13. COMPETENT JURISDICTION
Complaints and objections in disputes arising out of or in connection with this contract shall be made, within the monetary limits specified in the following law, to the arbitration board or the consumer court in the consumer’s location or where the consumer transaction is made. Information on the monetary limit is below:
Effective as of 28/05/2008;
a) Per Article 68 of Law No. 6502 on the Protection of Consumers, district consumer arbitration committees have jurisdiction over disputes with a real value below 2.000,00 (two thousand) TRY,
b) Provincial consumer arbitration committees have jurisdiction over disputes with a real value below 3.000,00 (three thousand) TRY,
c) In provinces holding metropolitan status, provincial consumer arbitration committees have jurisdiction over disputes with a real value between 2,000.00 (two thousand) TRY and 3,000.00 (three thousand) TRY.

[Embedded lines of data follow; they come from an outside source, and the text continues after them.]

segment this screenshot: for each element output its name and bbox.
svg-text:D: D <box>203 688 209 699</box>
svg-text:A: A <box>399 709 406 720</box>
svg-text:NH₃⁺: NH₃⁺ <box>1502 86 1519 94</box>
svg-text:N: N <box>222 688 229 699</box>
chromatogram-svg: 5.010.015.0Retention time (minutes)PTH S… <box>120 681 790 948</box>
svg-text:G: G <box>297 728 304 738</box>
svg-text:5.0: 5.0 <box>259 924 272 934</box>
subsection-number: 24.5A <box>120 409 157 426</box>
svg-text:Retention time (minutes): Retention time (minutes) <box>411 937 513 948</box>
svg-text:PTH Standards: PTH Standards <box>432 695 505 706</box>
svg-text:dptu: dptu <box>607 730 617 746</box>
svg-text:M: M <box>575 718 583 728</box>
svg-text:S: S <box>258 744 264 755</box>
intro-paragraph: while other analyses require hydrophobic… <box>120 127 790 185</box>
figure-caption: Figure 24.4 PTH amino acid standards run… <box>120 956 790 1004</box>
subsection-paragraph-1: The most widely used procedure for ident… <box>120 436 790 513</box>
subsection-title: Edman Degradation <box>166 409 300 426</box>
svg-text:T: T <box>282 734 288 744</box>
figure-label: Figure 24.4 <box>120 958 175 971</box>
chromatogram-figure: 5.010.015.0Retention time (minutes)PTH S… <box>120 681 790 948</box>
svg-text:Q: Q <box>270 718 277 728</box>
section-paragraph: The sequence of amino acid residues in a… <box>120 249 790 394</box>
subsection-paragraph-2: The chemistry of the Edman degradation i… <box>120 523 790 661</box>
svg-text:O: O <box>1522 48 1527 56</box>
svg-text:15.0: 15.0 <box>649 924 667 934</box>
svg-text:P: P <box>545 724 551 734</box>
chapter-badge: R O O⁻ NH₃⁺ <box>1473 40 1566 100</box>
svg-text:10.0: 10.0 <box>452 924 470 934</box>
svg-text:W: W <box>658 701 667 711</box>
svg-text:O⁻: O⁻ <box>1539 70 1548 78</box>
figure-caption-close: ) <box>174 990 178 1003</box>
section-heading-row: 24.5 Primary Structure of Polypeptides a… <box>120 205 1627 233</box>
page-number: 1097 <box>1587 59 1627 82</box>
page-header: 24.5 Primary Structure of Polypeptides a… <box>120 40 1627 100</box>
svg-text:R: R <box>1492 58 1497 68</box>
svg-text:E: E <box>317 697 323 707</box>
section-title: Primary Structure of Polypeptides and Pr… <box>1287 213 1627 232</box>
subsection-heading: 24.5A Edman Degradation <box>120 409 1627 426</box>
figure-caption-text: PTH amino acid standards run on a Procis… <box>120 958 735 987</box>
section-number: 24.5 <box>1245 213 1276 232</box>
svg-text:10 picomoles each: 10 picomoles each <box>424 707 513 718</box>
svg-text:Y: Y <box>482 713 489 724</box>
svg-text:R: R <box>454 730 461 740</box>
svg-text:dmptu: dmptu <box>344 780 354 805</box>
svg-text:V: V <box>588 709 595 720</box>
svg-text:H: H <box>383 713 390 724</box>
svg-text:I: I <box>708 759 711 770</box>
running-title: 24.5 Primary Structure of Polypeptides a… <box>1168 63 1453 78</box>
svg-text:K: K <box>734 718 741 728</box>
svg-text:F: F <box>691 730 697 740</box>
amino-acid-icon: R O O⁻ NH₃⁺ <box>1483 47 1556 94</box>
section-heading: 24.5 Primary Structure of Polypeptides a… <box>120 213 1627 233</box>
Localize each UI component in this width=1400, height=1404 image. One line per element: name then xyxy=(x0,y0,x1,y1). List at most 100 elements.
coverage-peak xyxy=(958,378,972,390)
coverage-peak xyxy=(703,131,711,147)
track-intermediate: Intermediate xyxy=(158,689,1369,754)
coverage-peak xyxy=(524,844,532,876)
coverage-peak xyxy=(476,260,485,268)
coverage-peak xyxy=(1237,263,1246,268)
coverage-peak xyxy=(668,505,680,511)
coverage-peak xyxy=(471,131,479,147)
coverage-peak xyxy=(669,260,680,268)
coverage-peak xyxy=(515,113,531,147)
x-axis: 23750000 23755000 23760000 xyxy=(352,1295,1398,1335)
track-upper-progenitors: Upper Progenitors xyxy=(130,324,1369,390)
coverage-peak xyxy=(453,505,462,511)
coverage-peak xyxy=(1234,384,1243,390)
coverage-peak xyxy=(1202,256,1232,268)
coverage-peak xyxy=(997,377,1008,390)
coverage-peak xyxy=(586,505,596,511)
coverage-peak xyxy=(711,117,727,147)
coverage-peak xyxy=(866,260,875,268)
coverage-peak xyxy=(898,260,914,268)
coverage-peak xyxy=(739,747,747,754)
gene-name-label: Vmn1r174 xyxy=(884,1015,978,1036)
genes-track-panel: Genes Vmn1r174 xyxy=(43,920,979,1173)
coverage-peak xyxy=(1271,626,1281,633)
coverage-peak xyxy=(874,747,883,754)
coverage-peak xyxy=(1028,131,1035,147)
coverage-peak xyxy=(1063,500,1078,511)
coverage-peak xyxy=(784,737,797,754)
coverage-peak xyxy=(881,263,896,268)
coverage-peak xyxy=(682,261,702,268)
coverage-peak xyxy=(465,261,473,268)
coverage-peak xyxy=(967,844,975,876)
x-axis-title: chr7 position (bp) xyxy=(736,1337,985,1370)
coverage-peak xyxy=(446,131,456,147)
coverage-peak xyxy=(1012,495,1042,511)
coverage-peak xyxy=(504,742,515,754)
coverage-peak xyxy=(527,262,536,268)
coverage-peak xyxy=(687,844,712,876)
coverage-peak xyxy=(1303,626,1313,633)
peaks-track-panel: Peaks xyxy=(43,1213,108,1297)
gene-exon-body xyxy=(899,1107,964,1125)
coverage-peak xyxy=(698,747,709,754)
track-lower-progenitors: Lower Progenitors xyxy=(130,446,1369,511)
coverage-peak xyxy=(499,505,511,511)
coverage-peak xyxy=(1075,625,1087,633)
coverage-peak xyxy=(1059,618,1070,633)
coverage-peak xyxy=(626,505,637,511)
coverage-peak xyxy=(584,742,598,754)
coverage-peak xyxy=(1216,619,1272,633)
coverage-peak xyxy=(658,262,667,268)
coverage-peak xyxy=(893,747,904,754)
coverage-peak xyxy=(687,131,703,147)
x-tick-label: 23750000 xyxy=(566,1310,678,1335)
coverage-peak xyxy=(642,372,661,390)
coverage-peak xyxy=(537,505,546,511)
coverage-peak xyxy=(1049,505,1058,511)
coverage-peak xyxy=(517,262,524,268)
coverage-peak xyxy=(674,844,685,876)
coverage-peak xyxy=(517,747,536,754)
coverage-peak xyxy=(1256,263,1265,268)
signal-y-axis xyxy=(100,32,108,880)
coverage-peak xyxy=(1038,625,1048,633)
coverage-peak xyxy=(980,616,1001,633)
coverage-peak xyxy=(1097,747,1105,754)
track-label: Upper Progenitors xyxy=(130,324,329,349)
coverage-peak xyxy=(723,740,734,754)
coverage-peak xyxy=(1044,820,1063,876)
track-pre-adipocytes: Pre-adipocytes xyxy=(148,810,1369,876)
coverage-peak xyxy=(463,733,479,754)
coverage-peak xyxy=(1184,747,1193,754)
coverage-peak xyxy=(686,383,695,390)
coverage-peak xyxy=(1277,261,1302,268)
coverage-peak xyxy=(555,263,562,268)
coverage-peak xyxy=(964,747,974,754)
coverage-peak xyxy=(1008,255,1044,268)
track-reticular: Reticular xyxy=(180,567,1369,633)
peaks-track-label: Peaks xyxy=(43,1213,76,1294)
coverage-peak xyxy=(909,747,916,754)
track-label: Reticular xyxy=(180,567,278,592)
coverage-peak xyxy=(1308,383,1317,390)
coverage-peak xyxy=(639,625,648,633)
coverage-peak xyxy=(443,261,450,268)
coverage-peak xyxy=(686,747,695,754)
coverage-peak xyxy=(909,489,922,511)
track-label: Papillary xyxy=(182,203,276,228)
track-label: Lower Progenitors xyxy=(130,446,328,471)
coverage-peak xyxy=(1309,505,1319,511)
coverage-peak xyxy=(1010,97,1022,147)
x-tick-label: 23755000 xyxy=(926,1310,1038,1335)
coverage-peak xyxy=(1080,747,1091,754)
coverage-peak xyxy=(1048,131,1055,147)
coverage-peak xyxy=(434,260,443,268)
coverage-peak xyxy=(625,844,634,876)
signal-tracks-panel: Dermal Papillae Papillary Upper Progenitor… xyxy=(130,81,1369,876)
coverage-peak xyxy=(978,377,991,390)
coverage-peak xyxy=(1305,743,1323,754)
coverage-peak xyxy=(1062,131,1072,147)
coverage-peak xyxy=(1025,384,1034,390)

d)In the districts of non-metropolitan provinces, provincial consumer arbitration committees are authorized over disputes having a value between 2,400 (two thousand four hundred) TRY and 3,610 (three thousand six hundred and ten) TRY.
This Contract is being executed for business purposes
When the BUYER makes the payment for the order placed on the Site, he/she shall be deemed to have accepted all the terms of this contract. The SELLER must make the necessary software arrangements to obtain confirmation that this contract has been read and accepted by the BUYER before the order is fulfilled.